A: Everybody has used some type of football shield in the past, especially nowadays where most teams are short numbers. There are very few schools that have an abundance of players where you can just take guys and bang them against each other. To do something correctly in football, it has to be executed full speed. This is not like cross country where you run it at pace, to train the nervous system correctly it has to be trained at full speed, at a very aggressive almost violent manner. That’s hard to do body on body all the time, it’s human nature to taper back and take it easy. The Colt’s design is more human like and contoured like a body, hand placement is hands inside, thumbs up, inside those armpits. In the past when pads were of rectangular fashion, players would latch on to the outside of it and fall off on it. Here, you can lock up with your thumbs up and hands inside the armpits, control and maneuver. When the pad gets outside that framework like a real body, you know when to release one or both hands to not get called for holding. That’s the unique difference.
Q: Are you able to practice at full speed and use full violence with the Colt?
A: Yeah, we found that to be the biggest advantage. The receivers for sure found the football blocking pad to be a huge advantage when working on releases against press coverage. You can really execute the different stab, punch and rip moves at full speed and do it repetitively with reps. where in the past, you minimized it because of the beating your arms took from hits from your buddies. I hate to use the word violent, it sounds negative, but football is a contact sport with violent action and you have to execute like that to train the nervous system to repeat that action so it’s automatic.
Q: How has the blocking pad affected player development?
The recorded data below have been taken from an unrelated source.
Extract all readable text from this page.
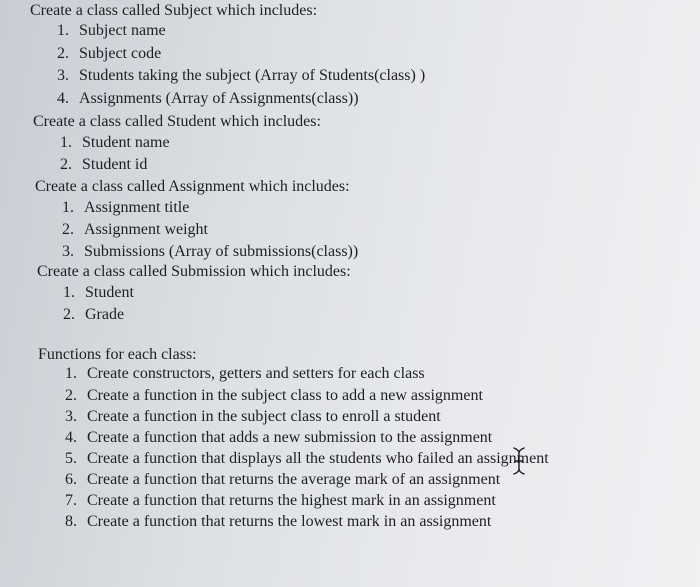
Create a class called Subject which includes:
1. Subject name
2. Subject code
3. Students taking the subject (Array of Students(class) )
4. Assignments (Array of Assignments(class))
Create a class called Student which includes:
1. Student name
2. Student id
Create a class called Assignment which includes:
1. Assignment title
2. Assignment weight
3. Submissions (Array of submissions(class))
Create a class called Submission which includes:
1. Student
2. Grade
Functions for each class:
1. Create constructors, getters and setters for each class
2. Create a function in the subject class to add a new assignment
3. Create a function in the subject class to enroll a student
4. Create a function that adds a new submission to the assignment
5. Create a function that displays all the students who failed an assignment
6. Create a function that returns the average mark of an assignment
7. Create a function that returns the highest mark in an assignment
8. Create a function that returns the lowest mark in an assignment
A: Statistically, last year we had one of our poorest offensive products, we averaged 28 points a game, which maybe by some standards is good, but it wasn’t for us. We had taken a dip, and our numbers are down like a lot of schools because of concussions and things like that. We needed something. We needed something to up it because we were losing a senior-based team, so we took a team that lost pretty much all of our offensive players on the line and skill positions, and we returned this year just adding one thing to our regimen. We didn’t change what we do offensively, our practice habits, etc. The only addition was the Colt blocking pad and probably the aggressiveness to the way we practice and this year we averaged 41 points a game and broke the school record and conference record of scoring. We’ve always done well, we always felt we’ve had a good system, but within the confines of the team we scientifically had the same controls in the situation. The only variables that changed was the Colt pad.
Q: Do you feel like you can control or push the aggression of the player on the Colt pad?
A: Definitely. It was very easy for our kids to be much more aggressive. Coach Wright who coaches our running backs and slot backs would have a blocking period last year and it was like pulling teeth anytime you had to go to that station of the regimen because you were just beating each other up every time. We don’t have many guys. There aren’t many schools who have an abundance of players, so they start basically forming a union where they don’t hit each other hard. This year though, they were excited to go to their blocking period, it wasn’t too long just 10 minutes, but it was intense. It was very physical and intense but your guys were coming out healthy. It becomes kind of an exciting thing, brings back that machismo in practice, and the kids were excited about it. I think it’s really a must. I would never do it another way, we actually added another Colt pad during the season, and we’ll probably add on another one next year.